Sarah Wollaston, the Totnes GP to MP selected that way in 2010, is a fine example of independence, he says. So the Tories dropped the idea (the open anyone-can-vote primary did cost them £40,000, Douglas). You get the picture. Carswell rejects the idea that “there is something authoritarian and illiberal” about Ukip.

He admires the Swiss constitution of 1848, which borrowed heavily from the then-fresh Jacksonian Democracy in the infant USA, and thinks the elections for police complaints commissioners (PCCs) will be less of a disappointing exercise in participatory democracy next time, especially if they are not held in November and dominated by party candidates.

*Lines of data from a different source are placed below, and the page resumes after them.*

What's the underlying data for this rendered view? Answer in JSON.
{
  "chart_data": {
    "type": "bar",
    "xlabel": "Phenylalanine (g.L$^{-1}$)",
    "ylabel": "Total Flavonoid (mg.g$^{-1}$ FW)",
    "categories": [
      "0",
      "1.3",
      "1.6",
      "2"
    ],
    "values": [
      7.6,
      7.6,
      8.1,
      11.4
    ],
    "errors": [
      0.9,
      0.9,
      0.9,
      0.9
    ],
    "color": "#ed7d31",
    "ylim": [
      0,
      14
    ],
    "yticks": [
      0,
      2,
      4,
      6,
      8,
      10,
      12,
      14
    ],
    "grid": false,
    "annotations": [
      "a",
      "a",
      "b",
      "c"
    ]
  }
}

New technology will help. It helps break the “priesthood of the pundits” – he means Fleet Street – and its stranglehold on the agenda. It lowers entry (and printing) costs, allows new parties to crunch voter data at local level in a smarter way than the granular approach favoured by overpaid, Obama-ite US consultants whom the big parties hire. He means you Jim Messina ( Tories) and David Alexrod (Labour).

Fascinating stuff and useful, some of it. But what prompted me to speak from the back of the room was the obvious fact that the 2015 election looks set to deliver what Carswell wants without him appearing to notice.

It’s most unlikely we will vote for a majority government, so there will be another coalition or a minority government, fragile and potentially unstable – at the mercy of small parties and events. The whips’ power of patronage will atrophy along with much else.

The “breath of fresh air” school will welcome this as the harbinger of future change. Clever Raphael Behr has a Guardian column today arguing that electoral reform – voters rejected it in the 2011 referendum – is the answer, though when I look at the grand-coalition politics so common in Germany or the dire choices facing Israel in its coming election I do wonder why. If Bibi Netanyahu is the answer, someone is surely asking the wrong question.

I left the Carswell talk holding contradictory thoughts. It’s always good to hear a notably sincere MP thinking outside familiar boxes, though it’s hard to imagine Nigel Farage enjoying Carswell’s thoughts as much as I did.

But his performance also resonated with bright-eyed inexperience at a dangerous time in our affairs when experience counts. Look how clumsily ministers have handled the Ukraine crisis.

Ah, you may say, decades of experience didn’t stop Jack Straw and Malcolm Rifkind making themselves look shabby and greedy in the Daily Telegraph/Channel 4 sting. No, it didn’t, I have to concede. Nor did it prevent the Iraq war of 2003. All good points, but it is a basic error to say: “It couldn’t be worse.” It usually can be.